The International Thermonuclear Experimental Reactor (Iter) under construction at Cadarache in southern France could be more than a decade behind schedule and is likely to need an additional €4bn ($4.6bn) in contributions, Iter director-general Bernard Bigot told Les Echos on 3 May. He said earlier plans, which expected first plasma by 2020 and full fusion by 2023, were "totally unrealistic". Bigot, a former chairman of France’s Commissariat à l’Energie Atomique et aux Energies Alternatives (atomic and alternative energy commission – CEA), said around €14-15m was the current estimated construction cost of the project. Iter was launched it 10 years ago with a cost estimated at €5bn.

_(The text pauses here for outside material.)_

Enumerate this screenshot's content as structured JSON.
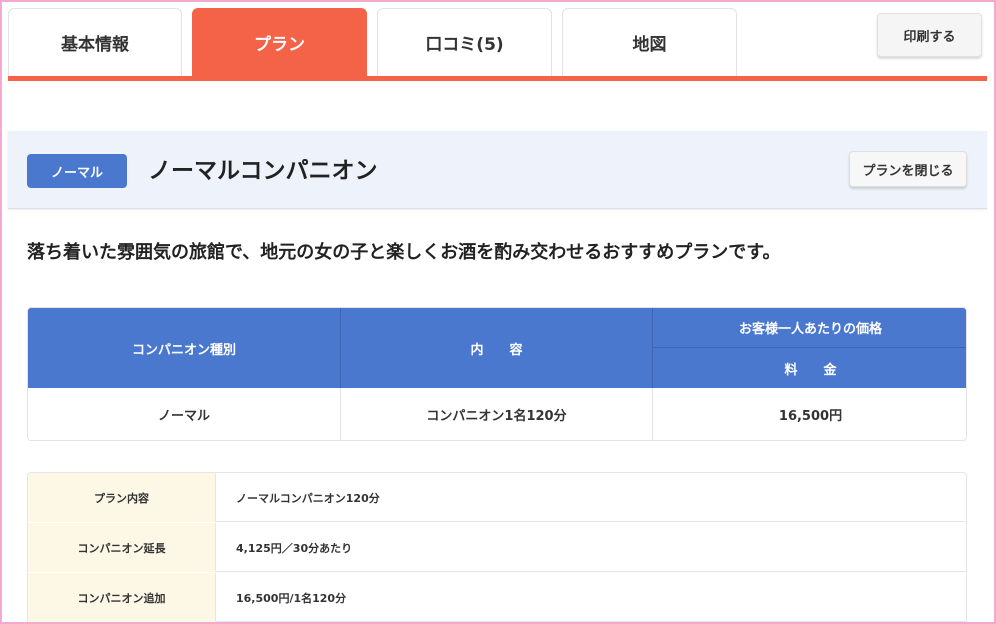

Bigot does not expect to see the first test of super-heated plasma before 2025 or first full-power fusion before 2035. In June, an ITER board meeting is set to review the new deadlines, which Bigot said were considered ambitious by independent experts.

Last year, the European Parliament’s budgetary control committee criticised the Iter headquarters for "delayed disbursements and growing budget costs". Europe is contributing almost half of the costs of its construction, while the other six members of the joint international venture (China, India, Japan, South Korea, Russia and the US) contribute equally to the rest.

However, an independent review of the project concluded it is "heading in the right direction" with a "sound, realistic and detailed proposal" for schedule and associated costs up to first plasma, which will be tabled at the next Iter Council meeting in June. The Council (governing body) said in a statement the independent review had concluded that major restructuring has resulted in "substantial improvement in project performance, a high degree of motivation, and considerable progress during the past 12 months". The new schedule and resource estimate for the Iter Organisation provides "a good starting point" for a revised schedule based on credible estimates of cost and human resources.